Over the past couple of months, Covid-19 has come to dominate every aspect of daily life for billions of people around the world.
Capital markets have suffered greatly, with the FTSE All-Share index losing close to a third of its value by the end of March compared to the turn of the year.
For investors who prefer a predictable, solid and steady economic environment, many are now looking for safe havens in order to protect returns and income for shareholders.
Two areas that stand out at this moment in time are impact-driven opportunities in the areas of public sector leasing and social housing.
Long-term income with a societal impact
Leasing as an asset class is something that the majority of investors can relate to outside of financial services.
If you have hired a car on holiday or leased a piece of equipment for work, you will understand the basic concept.
Leasing refers to a contract stipulating a payment or a series of payments for the use of the asset that are payable irrespective and unlinked to market conditions.
It creates a valuable service for end user companies and organisations, and also a predictable income stream and solid returns for investors.
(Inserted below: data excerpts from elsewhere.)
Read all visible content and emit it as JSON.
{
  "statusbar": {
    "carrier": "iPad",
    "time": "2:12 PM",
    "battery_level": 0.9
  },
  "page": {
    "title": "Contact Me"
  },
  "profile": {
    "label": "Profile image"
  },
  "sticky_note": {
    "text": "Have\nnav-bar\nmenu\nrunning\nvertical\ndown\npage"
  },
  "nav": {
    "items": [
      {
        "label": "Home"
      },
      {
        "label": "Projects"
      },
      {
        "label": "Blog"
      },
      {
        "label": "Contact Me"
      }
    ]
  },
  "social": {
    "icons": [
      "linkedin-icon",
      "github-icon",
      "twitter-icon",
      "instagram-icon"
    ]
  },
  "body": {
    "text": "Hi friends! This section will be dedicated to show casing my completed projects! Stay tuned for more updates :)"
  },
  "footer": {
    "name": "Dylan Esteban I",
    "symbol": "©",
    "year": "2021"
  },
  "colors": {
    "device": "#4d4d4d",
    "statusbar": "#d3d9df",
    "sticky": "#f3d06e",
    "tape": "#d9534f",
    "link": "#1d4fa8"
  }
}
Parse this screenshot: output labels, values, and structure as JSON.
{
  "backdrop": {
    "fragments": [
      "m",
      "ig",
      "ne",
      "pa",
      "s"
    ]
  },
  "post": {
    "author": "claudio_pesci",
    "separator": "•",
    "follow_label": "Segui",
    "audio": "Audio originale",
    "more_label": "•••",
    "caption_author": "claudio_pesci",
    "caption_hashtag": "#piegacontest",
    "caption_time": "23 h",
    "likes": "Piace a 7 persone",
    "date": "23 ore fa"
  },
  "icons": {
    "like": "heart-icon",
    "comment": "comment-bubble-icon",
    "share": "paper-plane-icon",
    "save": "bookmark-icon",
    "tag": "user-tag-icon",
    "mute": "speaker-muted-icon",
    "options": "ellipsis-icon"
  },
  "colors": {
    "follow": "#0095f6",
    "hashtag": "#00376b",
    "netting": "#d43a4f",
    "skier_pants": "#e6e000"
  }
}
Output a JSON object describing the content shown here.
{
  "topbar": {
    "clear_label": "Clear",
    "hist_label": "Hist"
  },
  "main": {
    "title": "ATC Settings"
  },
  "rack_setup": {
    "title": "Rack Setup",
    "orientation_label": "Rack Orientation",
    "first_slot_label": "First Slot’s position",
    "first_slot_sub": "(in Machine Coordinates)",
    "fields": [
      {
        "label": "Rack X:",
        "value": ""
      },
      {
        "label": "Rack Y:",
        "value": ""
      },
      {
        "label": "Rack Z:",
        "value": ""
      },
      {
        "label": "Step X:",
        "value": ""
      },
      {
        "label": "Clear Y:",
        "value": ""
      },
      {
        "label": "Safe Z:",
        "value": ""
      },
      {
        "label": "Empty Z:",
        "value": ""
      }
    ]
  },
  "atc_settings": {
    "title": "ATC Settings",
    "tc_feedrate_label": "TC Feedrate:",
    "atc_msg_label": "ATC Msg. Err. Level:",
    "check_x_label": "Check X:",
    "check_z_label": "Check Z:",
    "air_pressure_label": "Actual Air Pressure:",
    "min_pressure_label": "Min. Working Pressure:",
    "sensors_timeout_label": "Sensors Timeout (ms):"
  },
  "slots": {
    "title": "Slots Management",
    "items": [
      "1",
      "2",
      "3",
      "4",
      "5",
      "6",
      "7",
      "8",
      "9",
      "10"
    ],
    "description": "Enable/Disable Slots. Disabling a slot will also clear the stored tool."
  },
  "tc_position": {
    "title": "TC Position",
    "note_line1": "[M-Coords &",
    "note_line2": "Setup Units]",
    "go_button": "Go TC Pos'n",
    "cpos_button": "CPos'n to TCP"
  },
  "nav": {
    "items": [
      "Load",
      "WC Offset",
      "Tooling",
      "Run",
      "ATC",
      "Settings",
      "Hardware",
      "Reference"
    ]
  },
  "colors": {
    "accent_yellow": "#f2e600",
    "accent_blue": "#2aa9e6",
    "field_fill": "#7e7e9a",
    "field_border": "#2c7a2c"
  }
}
There are, of course, risks associated. Investors have limited control over how a lessee will use the product, and there is a residual risk attached to the value of the asset.
However, in a low-interest environment defined by diminished returns, long-term inflation-linked income of about 5% can ultimately be an attractive proposition.
This is especially true of leasing assets, which often do come with a form of protection.
Leasing critical assets to government-linked or public sector institutions, such as the NHS for example, the credit quality of your counter-party is gilt-edged, offering capital protection to investors.
Investing in social housing assets provide a similar protection. Triple Point Social Housing REIT aims to create long-term inflation-linked value underpinned by government income by investing in long lease property stock, the need for which is growing steadily year-on-year.
Rental payments from registered providers are underwritten by local authorities, eliminating some of the downside risk.
But the purpose of both of these trades is to combine value for shareholders with the opportunity to create a real and lasting social impact.
Our investments in social housing provide high-quality accommodation to help some of the most vulnerable people in society have a better quality of life, while at the same time helping local authorities meet their needs and save money.
Leasing also provides opportunities to create value in terms of social impact as well as monetary value, for example by providing critical equipment such as ventilators and ambulances to the health industry at a time when they are in high demand.